= Millennium Manor =

Millennium Manor Castle is a house in Alcoa, Tennessee. It was built from June 1937 to December, 1946, by William Andrew Nicholson and his wife Emma Fair MacArthur Nicholson, who had moved to Alcoa, from Pickens County, Georgia, where William was a mason and carpenter. In 1937 he got a job with the Alcoa plant as a replacement for striking workers. Nicholson started construction of Millennium Manor Castle at the age of 61 while maintaining a full-time job at the Alcoa plant across the street.

The Nicholsons designed the building using Roman architectural techniques, and intended Millennium Manor Castle to survive for hundreds of years, including the passing of Armageddon, which they believed would occur in 1969. The house was listed on the National Register of Historic Places in 2020.

==Construction==

All work was done by the Nicholsons without the aid of machines, a remarkable feat since both were thin and small of stature. The Nicholsons did not belong to a church in Tennessee, but they were very religious people who believed in a literal interpretation of Revelation 20:6 ("Blessed and holy is he that hath part in the first resurrection. Over such the second death has no power, but they shall be priests of God and Christ, and shall reign with him a thousand years.")

Millennium Manor Castle was built to survive Armageddon and a thousand years beyond. Millennium Manor was built using Roman architecture which can still be seen standing in structures after more than 2,000 years. The light colored stone of Millennium Manor is Tennessee Pink Marble found in nearby Friendsville, Tennessee. The "Arch and Keystone" visible over doors and windows continues throughout the entire house, including the floor and roof. First built was a wooden form, shaped like the inside of the building. A rubber tarp was laid over this form. Stone was stacked on top of the form and a "Keystone" inserted. (At this point in the construction, the wooden form could have been pulled completely out, and the roof would still stand on its own without any mortar). Cement was poured over the stacked marble rock, and the cement sifted through to the rubber tarp and hardened. Wrinkles from the rubber sheet can still be seen on the inside ceiling. The form was then removed, at which point that part of the roof (or floor) was finished. In theory, it should be possible to remove all cement from the entire building and have it continue to stand, since the only function of the mortar was to fill gaps and not to bear a load.

Over 4,000 bags of cement were used, and in some places agricultural lime was used instead of sand for less water seepage. The thinnest inside wall is 19 in. The thinnest outside wall is 25 in. The roof is greater than 3 ft thick, and the floor is greater than 4 ft thick. The roof alone supposedly weighs 423 tons. All walls are load bearing. There are 14 rooms and a two-car underground garage, for a total of about 3000 sqft under roof. The upstairs has 7 chimney flues. A six-story deep well is 5 ft in diameter. In November 1943, Wright Road was widened, and William Nicholson was forced to tear down the entire wall facing the street. He promptly rebuilt it 6 ft further back. The Castle sits on 6 lots equaling about an acre, and another 1/2 acre next door has been leased. A small white frame house that currently sits on the back lot originally was next to the Castle. It was a "kit home" built to give the Nicholsons a place to live until the main building was finished. It was then moved to its present location.

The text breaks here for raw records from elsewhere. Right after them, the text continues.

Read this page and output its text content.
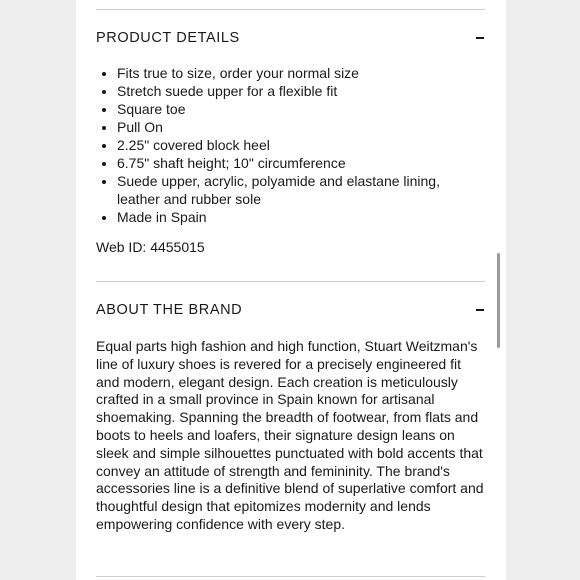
PRODUCT DETAILS
• Fits true to size, order your normal size
• Stretch suede upper for a flexible fit
• Square toe
• Pull On
• 2.25" covered block heel
• 6.75" shaft height; 10" circumference
• Suede upper, acrylic, polyamide and elastane lining, leather and rubber sole
• Made in Spain
Web ID: 4455015
ABOUT THE BRAND

Equal parts high fashion and high function, Stuart Weitzman's line of luxury shoes is revered for a precisely engineered fit and modern, elegant design. Each creation is meticulously crafted in a small province in Spain known for artisanal shoemaking. Spanning the breadth of footwear, from flats and boots to heels and loafers, their signature design leans on sleek and simple silhouettes punctuated with bold accents that convey an attitude of strength and femininity. The brand's accessories line is a definitive blend of superlative comfort and thoughtful design that epitomizes modernity and lends empowering confidence with every step.
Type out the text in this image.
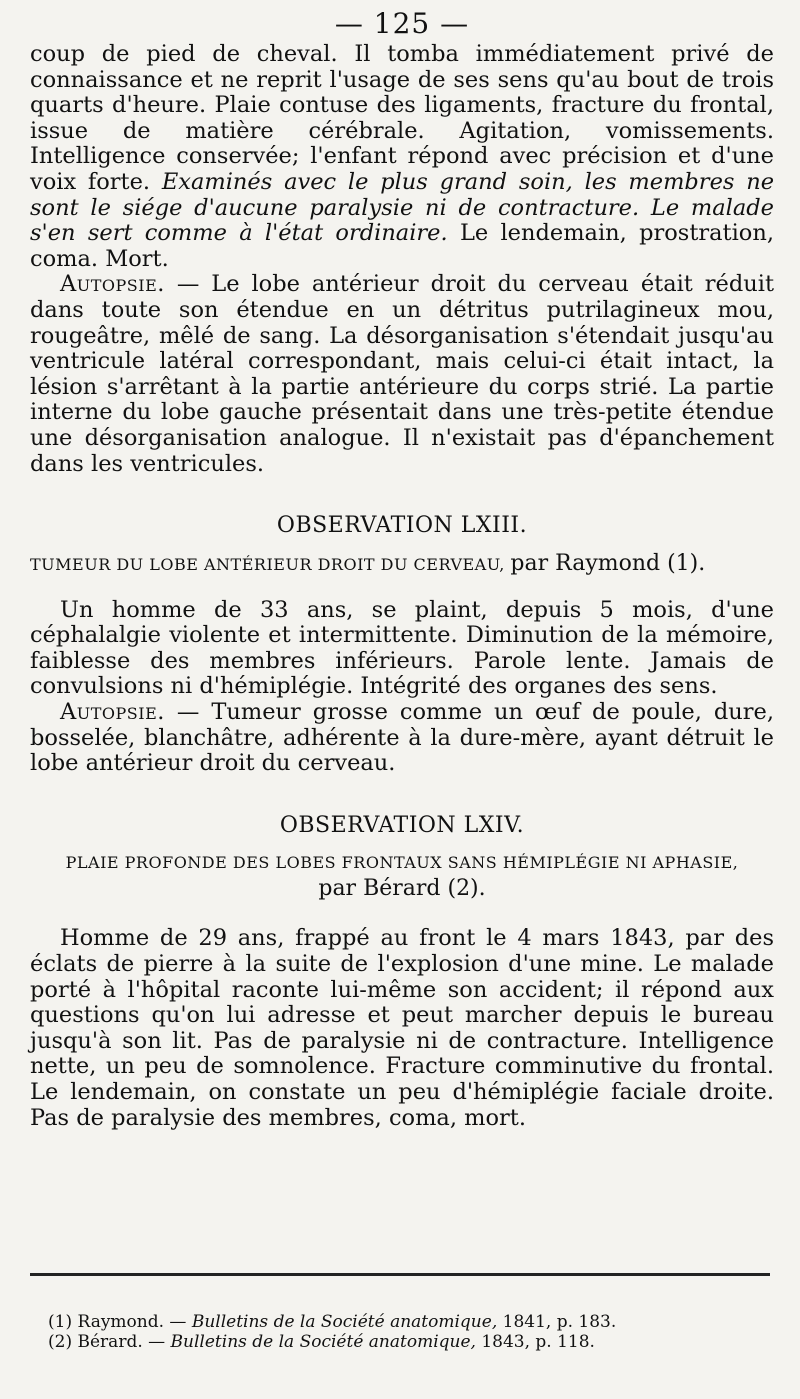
— 125 —

coup de pied de cheval. Il tomba immédiatement privé de connaissance et ne reprit l'usage de ses sens qu'au bout de trois quarts d'heure. Plaie contuse des ligaments, fracture du frontal, issue de matière cérébrale. Agitation, vomissements. Intelligence conservée; l'enfant répond avec précision et d'une voix forte. Examinés avec le plus grand soin, les membres ne sont le siége d'aucune paralysie ni de contracture. Le malade s'en sert comme à l'état ordinaire. Le lendemain, prostration, coma. Mort.

Autopsie. — Le lobe antérieur droit du cerveau était réduit dans toute son étendue en un détritus putrilagineux mou, rougeâtre, mêlé de sang. La désorganisation s'étendait jusqu'au ventricule latéral correspondant, mais celui-ci était intact, la lésion s'arrêtant à la partie antérieure du corps strié. La partie interne du lobe gauche présentait dans une très-petite étendue une désorganisation analogue. Il n'existait pas d'épanchement dans les ventricules.

OBSERVATION LXIII.
TUMEUR DU LOBE ANTÉRIEUR DROIT DU CERVEAU, par Raymond (1).

Un homme de 33 ans, se plaint, depuis 5 mois, d'une céphalalgie violente et intermittente. Diminution de la mémoire, faiblesse des membres inférieurs. Parole lente. Jamais de convulsions ni d'hémiplégie. Intégrité des organes des sens.

Autopsie. — Tumeur grosse comme un œuf de poule, dure, bosselée, blanchâtre, adhérente à la dure-mère, ayant détruit le lobe antérieur droit du cerveau.

OBSERVATION LXIV.
PLAIE PROFONDE DES LOBES FRONTAUX SANS HÉMIPLÉGIE NI APHASIE,
par Bérard (2).

Homme de 29 ans, frappé au front le 4 mars 1843, par des éclats de pierre à la suite de l'explosion d'une mine. Le malade porté à l'hôpital raconte lui-même son accident; il répond aux questions qu'on lui adresse et peut marcher depuis le bureau jusqu'à son lit. Pas de paralysie ni de contracture. Intelligence nette, un peu de somnolence. Fracture comminutive du frontal. Le lendemain, on constate un peu d'hémiplégie faciale droite. Pas de paralysie des membres, coma, mort.

(1) Raymond. — Bulletins de la Société anatomique, 1841, p. 183.
(2) Bérard. — Bulletins de la Société anatomique, 1843, p. 118.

In 1950 Emma Fair MacArthur Nicholson died of cancer at age 72. The Nicholsons had been married over 50 years. William Nicholson was quoted as saying, "It was hard to be parted from her after so many years. My wife believed in me but her faith in eternal life was weak. She tried to believe, but she had her doubts. There came times when she talked of dying." Fifteen years later, at the age of 88 and nearly blind and deaf, William died, and was buried alongside his wife in Clarks Grove Cemetery. The day before William went to the hospital he told the pastor from the church next-door to the Castle that "if God doesn't intervene soon, I will die."

==Current state==
The Nicholsons left 10 children, but none came to live in the stone house after William Nicholson's death. Soon vandals had stolen or broken everything inside. Juanita Shaw and her son bought the building to use as a meeting place for the "Odd Fellows," as a rental property, and as a "Haunted House" for the "Jaycees." Millennium Manor was later purchased on February 21, 1995 at auction for $39,000 by Dean Fontaine.

The renovation is an ongoing process. Fontaine completes all work himself, when not working as a Knoxville firefighter and paramedic. Among many of the projects in the works, the gazebo was planned to be reconstructed in the spring/summer of 2011.

This is a private residence, but each Memorial Day, Fontaine holds an Open House tour. Rentals may be available, at the owner's discretion.